Jane Ogden, a professor in health psychology at the University of Surrey who is involved in this research said that people are irrationally demonising carbohydrates. “If they realise that carbohydrates have an essential part in their diets, not only for energy but also for building long-term sustainable healthy habits, then carbohydrates can resume their place as a central part of how they eat”, she said.
Most people are unaware of how much carbohydrate they should be eating . The recommended daily allowance is 250g – around half of a person’s daily calories – but when asked what that might amount to in food, most people significantly underestimated it. A correct balance would be a bowl of breakfast cereal, two slices of bread, one plate of pasta and three oatcakes. That is what we could and should be eating. Basically, that is what I eat.
A recent Horizon investigation into the effects of a fat versus carbohydrate diet shows that you can live very well on carbohydrates, regulate your insulin very well – despite claims to the contrary – and also lose weight.

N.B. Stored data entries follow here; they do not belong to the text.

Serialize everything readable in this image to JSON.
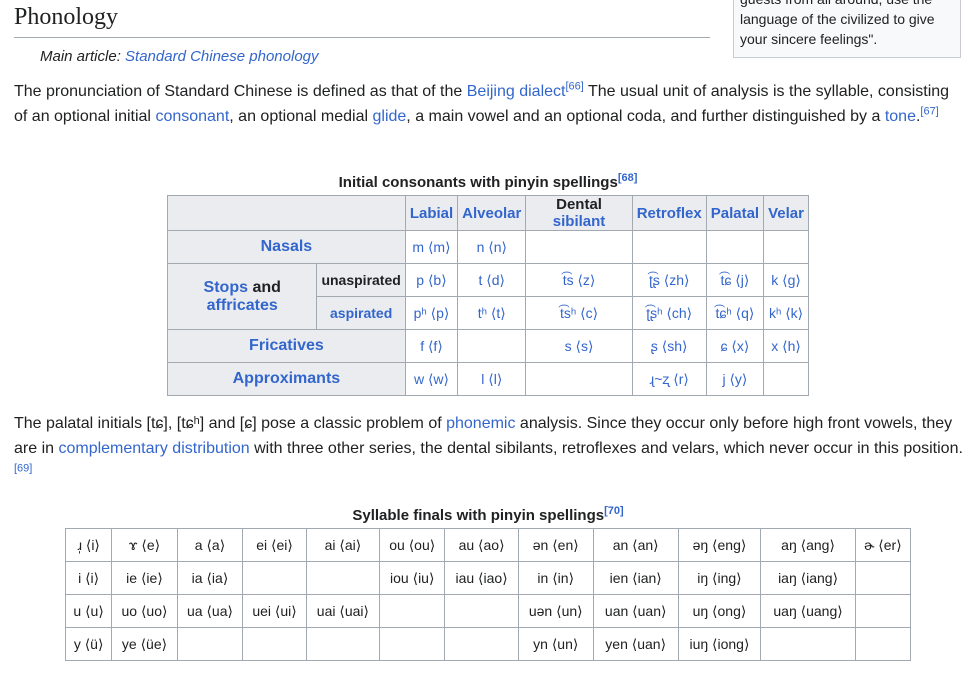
{
  "quote_box": {
    "line1": "guests from all around, use the",
    "line2": "language of the civilized to give",
    "line3": "your sincere feelings\"."
  },
  "section": {
    "title": "Phonology",
    "hatnote_prefix": "Main article: ",
    "hatnote_link": "Standard Chinese phonology"
  },
  "para1": {
    "t1": "The pronunciation of Standard Chinese is defined as that of the ",
    "link_beijing": "Beijing dialect",
    "ref1": "[66]",
    "t2": " The usual unit of analysis is the syllable, consisting of an optional initial ",
    "link_consonant": "consonant",
    "t3": ", an optional medial ",
    "link_glide": "glide",
    "t4": ", a main vowel and an optional coda, and further distinguished by a ",
    "link_tone": "tone",
    "t5": ".",
    "ref2": "[67]"
  },
  "cons_table": {
    "caption": "Initial consonants with pinyin spellings",
    "caption_ref": "[68]",
    "headers": [
      "Labial",
      "Alveolar",
      "Dental",
      "sibilant",
      "Retroflex",
      "Palatal",
      "Velar"
    ],
    "rows": {
      "nasals": "Nasals",
      "stops": "Stops",
      "and": " and ",
      "affricates": "affricates",
      "unaspirated": "unaspirated",
      "aspirated": "aspirated",
      "fricatives": "Fricatives",
      "approximants": "Approximants"
    },
    "cells": {
      "nasal_labial": "m ⟨m⟩",
      "nasal_alveolar": "n ⟨n⟩",
      "unasp_labial": "p ⟨b⟩",
      "unasp_alveolar": "t ⟨d⟩",
      "unasp_dental": "t͡s ⟨z⟩",
      "unasp_retroflex": "ʈ͡ʂ ⟨zh⟩",
      "unasp_palatal": "t͡ɕ ⟨j⟩",
      "unasp_velar": "k ⟨g⟩",
      "asp_labial": "pʰ ⟨p⟩",
      "asp_alveolar": "tʰ ⟨t⟩",
      "asp_dental": "t͡sʰ ⟨c⟩",
      "asp_retroflex": "ʈ͡ʂʰ ⟨ch⟩",
      "asp_palatal": "t͡ɕʰ ⟨q⟩",
      "asp_velar": "kʰ ⟨k⟩",
      "fric_labial": "f ⟨f⟩",
      "fric_dental": "s ⟨s⟩",
      "fric_retroflex": "ʂ ⟨sh⟩",
      "fric_palatal": "ɕ ⟨x⟩",
      "fric_velar": "x ⟨h⟩",
      "appr_labial": "w ⟨w⟩",
      "appr_alveolar": "l ⟨l⟩",
      "appr_retroflex": "ɻ~ʐ ⟨r⟩",
      "appr_palatal": "j ⟨y⟩"
    }
  },
  "para2": {
    "t1": "The palatal initials [tɕ], [tɕʰ] and [ɕ] pose a classic problem of ",
    "link_phonemic": "phonemic",
    "t2": " analysis. Since they occur only before high front vowels, they are in ",
    "link_complementary": "complementary distribution",
    "t3": " with three other series, the dental sibilants, retroflexes and velars, which never occur in this position.",
    "ref": "[69]"
  },
  "finals_table": {
    "caption": "Syllable finals with pinyin spellings",
    "caption_ref": "[70]",
    "rows": [
      [
        "ɹ̩ ⟨i⟩",
        "ɤ ⟨e⟩",
        "a ⟨a⟩",
        "ei ⟨ei⟩",
        "ai ⟨ai⟩",
        "ou ⟨ou⟩",
        "au ⟨ao⟩",
        "ən ⟨en⟩",
        "an ⟨an⟩",
        "əŋ ⟨eng⟩",
        "aŋ ⟨ang⟩",
        "ɚ ⟨er⟩"
      ],
      [
        "i ⟨i⟩",
        "ie ⟨ie⟩",
        "ia ⟨ia⟩",
        "",
        "",
        "iou ⟨iu⟩",
        "iau ⟨iao⟩",
        "in ⟨in⟩",
        "ien ⟨ian⟩",
        "iŋ ⟨ing⟩",
        "iaŋ ⟨iang⟩",
        ""
      ],
      [
        "u ⟨u⟩",
        "uo ⟨uo⟩",
        "ua ⟨ua⟩",
        "uei ⟨ui⟩",
        "uai ⟨uai⟩",
        "",
        "",
        "uən ⟨un⟩",
        "uan ⟨uan⟩",
        "uŋ ⟨ong⟩",
        "uaŋ ⟨uang⟩",
        ""
      ],
      [
        "y ⟨ü⟩",
        "ye ⟨üe⟩",
        "",
        "",
        "",
        "",
        "",
        "yn ⟨un⟩",
        "yen ⟨uan⟩",
        "iuŋ ⟨iong⟩",
        "",
        ""
      ]
    ]
  }
}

But that’s not what people think. We have been taught from the 1950s onwards to fear the humble carb. Of those questioned, 1 in 10 women said they felt guilty all the time about the amount of carbohydrates they ate and about a quarter said they would avoid them in the week to allow themselves to indulge at the weekend.
Instead of trying to cut out carbohydrate, Professor Ogden – and me too – say that the focus should be on mostly avoiding food with a lot of added sugar, and trying to include foods with healthy complex carbohydrates, such as whole grains, beans, fruits and vegetables. I say mostly because one piece of cake won’t hurt you now and then.
A diet low in carbs can make people feel permanently hungry, which can lead to snacking and grazing on foods full of fat and simple sugars. People feel that they are denying themselves the foods they really want to eat and , in the end, most people end up over-eating the very foods they are trying to avoid.
This, in turn, results in feelings of guilt and the need to deprive oneself again. Ultimately, it becomes an unhealthy, vicious cycle”.
So, we are afraid of fat and we are afraid of carbs. Neither it appears will hurt you. It is only when they are stuck together in processed foods that they seem to do us harm. And booze, that’s another matter for another blog. So go and enjoy your toast.